David Moyes udostępnił aktualne informacje przede wszystkim na temat stanu zdrowia Lucasa Paquety i Michaila Antonio przed sobotnim meczem West Hamu z Nottingham Forest.
Dzisiaj menadżer potwierdził, że Brazylijczyk wrócił na murawę, ale nie będzie gotowy na jutrzejsze starcie. To rozczarowujące, że Paqueta nie jest jeszcze w pełni sił, ale wygląda na to, że ofensywny pomocnik jest coraz bliżej powrotu do pełnej sprawności.
Antonio natomiast trenuje już z pierwszą drużyną, ale sztab przed meczem oceni, jak 33-letni napastnik się czuje i czy jest gotowy na rozegranie spotkania – jeśli tak, to w jakim wymiarze czasowym.
Antonio nie gra dla Hammers od listopada, po tym jak na wyjazdowym meczu z Jamajką doznał kontuzji więzadeł kolana.
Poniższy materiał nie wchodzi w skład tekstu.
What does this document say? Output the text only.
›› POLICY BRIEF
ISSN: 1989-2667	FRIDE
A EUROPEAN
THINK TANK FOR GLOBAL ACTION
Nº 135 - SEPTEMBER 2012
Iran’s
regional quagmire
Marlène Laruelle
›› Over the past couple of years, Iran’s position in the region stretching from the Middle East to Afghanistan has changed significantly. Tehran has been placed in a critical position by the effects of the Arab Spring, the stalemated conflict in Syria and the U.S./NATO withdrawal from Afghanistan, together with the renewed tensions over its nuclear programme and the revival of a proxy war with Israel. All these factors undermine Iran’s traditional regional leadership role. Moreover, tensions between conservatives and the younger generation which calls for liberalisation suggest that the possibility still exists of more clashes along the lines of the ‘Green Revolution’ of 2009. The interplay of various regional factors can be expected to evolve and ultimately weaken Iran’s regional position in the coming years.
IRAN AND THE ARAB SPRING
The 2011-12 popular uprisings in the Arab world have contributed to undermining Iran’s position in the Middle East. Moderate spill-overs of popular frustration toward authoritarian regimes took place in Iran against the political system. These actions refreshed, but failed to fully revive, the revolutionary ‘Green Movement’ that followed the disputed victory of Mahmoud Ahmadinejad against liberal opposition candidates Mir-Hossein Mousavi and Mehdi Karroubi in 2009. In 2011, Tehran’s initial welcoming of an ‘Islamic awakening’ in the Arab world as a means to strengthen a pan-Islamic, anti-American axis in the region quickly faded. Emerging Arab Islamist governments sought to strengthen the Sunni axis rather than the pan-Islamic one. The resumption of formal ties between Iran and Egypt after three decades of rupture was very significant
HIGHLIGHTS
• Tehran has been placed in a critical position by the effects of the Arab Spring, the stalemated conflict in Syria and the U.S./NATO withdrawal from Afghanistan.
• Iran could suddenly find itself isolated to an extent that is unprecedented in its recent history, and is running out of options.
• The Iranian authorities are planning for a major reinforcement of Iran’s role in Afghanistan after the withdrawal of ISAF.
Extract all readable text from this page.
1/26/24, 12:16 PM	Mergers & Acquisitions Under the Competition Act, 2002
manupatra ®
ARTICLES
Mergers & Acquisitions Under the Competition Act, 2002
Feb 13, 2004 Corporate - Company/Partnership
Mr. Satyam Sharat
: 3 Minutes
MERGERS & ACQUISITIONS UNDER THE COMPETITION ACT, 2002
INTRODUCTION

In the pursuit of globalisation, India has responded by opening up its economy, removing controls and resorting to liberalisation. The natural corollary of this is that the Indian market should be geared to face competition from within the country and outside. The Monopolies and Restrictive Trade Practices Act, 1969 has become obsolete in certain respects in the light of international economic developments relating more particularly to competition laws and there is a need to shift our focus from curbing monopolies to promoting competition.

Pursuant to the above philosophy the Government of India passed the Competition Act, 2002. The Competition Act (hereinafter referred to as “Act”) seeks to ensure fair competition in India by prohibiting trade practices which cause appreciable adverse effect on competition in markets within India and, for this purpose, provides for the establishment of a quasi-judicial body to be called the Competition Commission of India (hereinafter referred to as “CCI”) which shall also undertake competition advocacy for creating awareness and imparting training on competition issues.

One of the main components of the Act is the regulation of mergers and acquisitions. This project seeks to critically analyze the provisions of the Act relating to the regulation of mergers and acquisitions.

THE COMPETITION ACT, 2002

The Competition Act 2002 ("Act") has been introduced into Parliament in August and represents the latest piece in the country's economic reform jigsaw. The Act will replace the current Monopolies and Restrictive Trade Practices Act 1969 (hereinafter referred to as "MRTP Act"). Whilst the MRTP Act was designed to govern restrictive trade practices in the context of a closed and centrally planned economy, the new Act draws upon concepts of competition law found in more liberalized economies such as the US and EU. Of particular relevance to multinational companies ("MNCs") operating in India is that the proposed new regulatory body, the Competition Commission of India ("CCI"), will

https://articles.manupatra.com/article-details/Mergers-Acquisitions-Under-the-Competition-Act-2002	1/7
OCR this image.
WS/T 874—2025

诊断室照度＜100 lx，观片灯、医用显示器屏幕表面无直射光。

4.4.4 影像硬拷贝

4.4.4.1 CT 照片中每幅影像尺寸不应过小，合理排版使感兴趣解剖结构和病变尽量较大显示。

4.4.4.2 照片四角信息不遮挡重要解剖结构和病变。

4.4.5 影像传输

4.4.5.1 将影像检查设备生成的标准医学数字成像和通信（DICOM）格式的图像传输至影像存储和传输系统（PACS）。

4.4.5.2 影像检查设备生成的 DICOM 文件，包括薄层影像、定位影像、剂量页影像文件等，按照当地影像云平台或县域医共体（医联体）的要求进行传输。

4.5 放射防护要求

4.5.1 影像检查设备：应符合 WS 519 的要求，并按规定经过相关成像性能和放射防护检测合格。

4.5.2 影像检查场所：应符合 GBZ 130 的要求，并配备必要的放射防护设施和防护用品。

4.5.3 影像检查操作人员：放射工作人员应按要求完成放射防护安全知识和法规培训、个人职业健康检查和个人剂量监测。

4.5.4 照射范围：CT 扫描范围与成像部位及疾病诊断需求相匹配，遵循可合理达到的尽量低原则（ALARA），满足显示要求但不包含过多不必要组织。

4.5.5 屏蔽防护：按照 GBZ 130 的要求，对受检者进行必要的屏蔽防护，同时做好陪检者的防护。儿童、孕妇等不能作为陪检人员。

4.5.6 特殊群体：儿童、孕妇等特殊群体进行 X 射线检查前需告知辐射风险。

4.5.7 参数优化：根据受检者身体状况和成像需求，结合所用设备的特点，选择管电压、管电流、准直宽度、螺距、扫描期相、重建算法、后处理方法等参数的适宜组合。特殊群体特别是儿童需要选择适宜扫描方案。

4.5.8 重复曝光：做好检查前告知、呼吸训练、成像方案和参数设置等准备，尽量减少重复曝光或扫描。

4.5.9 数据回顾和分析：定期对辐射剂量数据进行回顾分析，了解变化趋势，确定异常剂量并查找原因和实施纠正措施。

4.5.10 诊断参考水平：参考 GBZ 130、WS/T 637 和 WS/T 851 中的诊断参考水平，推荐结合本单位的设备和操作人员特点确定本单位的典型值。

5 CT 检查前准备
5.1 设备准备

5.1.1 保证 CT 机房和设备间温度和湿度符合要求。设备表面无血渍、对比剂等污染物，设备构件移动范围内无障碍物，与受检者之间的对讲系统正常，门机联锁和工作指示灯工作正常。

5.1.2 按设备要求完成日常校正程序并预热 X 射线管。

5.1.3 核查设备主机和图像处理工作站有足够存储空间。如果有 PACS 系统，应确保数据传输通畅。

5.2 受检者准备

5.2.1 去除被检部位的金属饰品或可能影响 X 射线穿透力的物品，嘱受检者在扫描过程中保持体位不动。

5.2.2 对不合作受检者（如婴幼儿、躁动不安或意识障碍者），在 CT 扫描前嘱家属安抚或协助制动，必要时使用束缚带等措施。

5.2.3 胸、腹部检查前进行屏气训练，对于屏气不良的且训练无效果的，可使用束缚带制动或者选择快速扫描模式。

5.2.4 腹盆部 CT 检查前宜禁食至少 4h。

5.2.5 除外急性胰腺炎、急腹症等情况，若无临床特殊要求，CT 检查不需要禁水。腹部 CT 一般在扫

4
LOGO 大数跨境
Sądzono, że będzie gotowy na powrót w zeszłym miesiącu, ale kolejny uraz nabyty podczas treningu spowodował, że Antonio do niedawna pozostawał poza składem.
Z pewnością pozytywnym jest fakt, że napastnik po kilkumiesięcznej przerwie spowodowanej kontuzją, jest poważnie brany pod uwagę do składu meczowego.
Kurt Zouma i Edson Alvarez zostali uznani za zdolnych do gry przeciwko Forest
Jarrod Bowen wykonał przyzwoitą pracę pod nieobecność reprezentanta Jamajki, jednak West Hamowi brakowało gracza, który skupiałby się na prowadzeniu linii i potrzebują obecności piłkarza, który mógłby zająć obrońców przeciwnika.
Pojawiły się obawy co do Alvareza, choć powinien teraz być w dobrej formie, aby zagrać u boku Kurta Zoumy, gdy będziemy starali się zrehabilitować po zawstydzającej porażce z Arsenalem. Może to odegrać znaczącą rolę w podjęciu decyzji o jego przyszłości.